Climate change deniers misuse hunger study (as predicted)
A study published in Environmental Research Letters last month provides a stark warning about unintended consequences of putting a single global price on carbon: higher food prices, and therefore an increase in global hunger. This would be particularly acute in developing regions that are already struggling with food security.
The modeling showed that if a blanket carbon tax were imposed across all sectors and all countries, it would lead to more food insecurity than climate change alone would. By levying a tax on agricultural emissions and making land more valuable for growing biofuels instead of crops, for example, a blanket carbon tax would worsen global food insecurity.
But the press release is clear in that the authors “stress that their results should not be used to argue against greenhouse gas emissions reduction efforts.” Rather, they’re illustrating the need for well-designed and nuanced policies to prevent or ameliorate these accidental impacts.
Deniers, of course, seem to have conveniently missed that part. WUWT, GWPF and JoNova all spun the research as showing that climate action is bad and that even aiming for the 2C target will lead to world hunger.
Reuters unfortunately uses this framing in its headline, but did get into some of the details about the need for targeted policies. Carbon Brief, though, does a great job reporting on the findings and unpacking what it means for policymakers.
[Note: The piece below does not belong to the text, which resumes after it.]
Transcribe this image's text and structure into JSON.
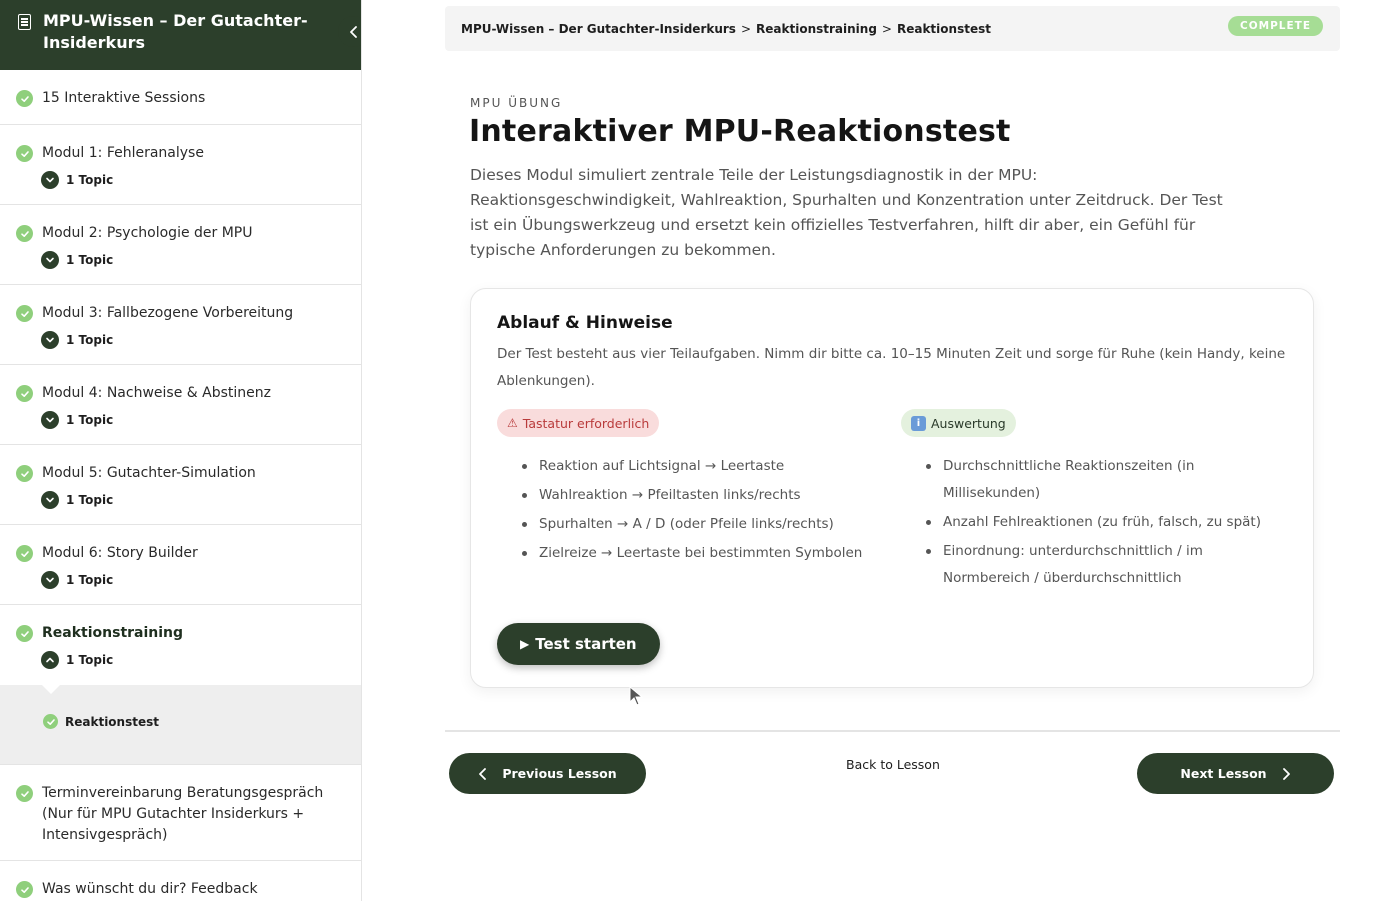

In short, the study means that the simplest policy, and the one preferred by the scant few conservatives who aren’t in denial about the problem, is far from a silver bullet. Instead, solutions must be paired with policies that reflect the fact that the US and European nations grew rich off of our fossil fuel use, accumulating wealth in part by not paying to properly dispose of our carbon waste. Now that we know other nations can’t follow suit, it is only fair that we use some of that wealth to ensure people aren’t starving.
This idea also gets to the heart of the issue last year with Washington state’s failed carbon tax initiative. Yes, a carbon tax is a market-friendly policy that conservatives can support without abandoning their ideology. But it’s also a blunt instrument that, as this study shows, can lead to some rather unsavory outcomes. In Washington, there were problems because the initiative failed to incorporate the voices of underserved communities. This is the same sort of story, on the global level.
In contrast to the claims of deniers, this study isn’t evidence that climate action is futile or worse. Instead, it’s an argument for inclusivity, for paying particular attention to the needs of those who are already suffering to ensure that mitigating emissions doesn’t exacerbate existing inequities. It’s just the latest piece of evidence demonstrating the absolute need for intersectionality. Because if there’s anything that the NYT Magazine issue about climate failure should teach us, it’s that a handful of mostly white mostly men aren’t going to save the world by themselves.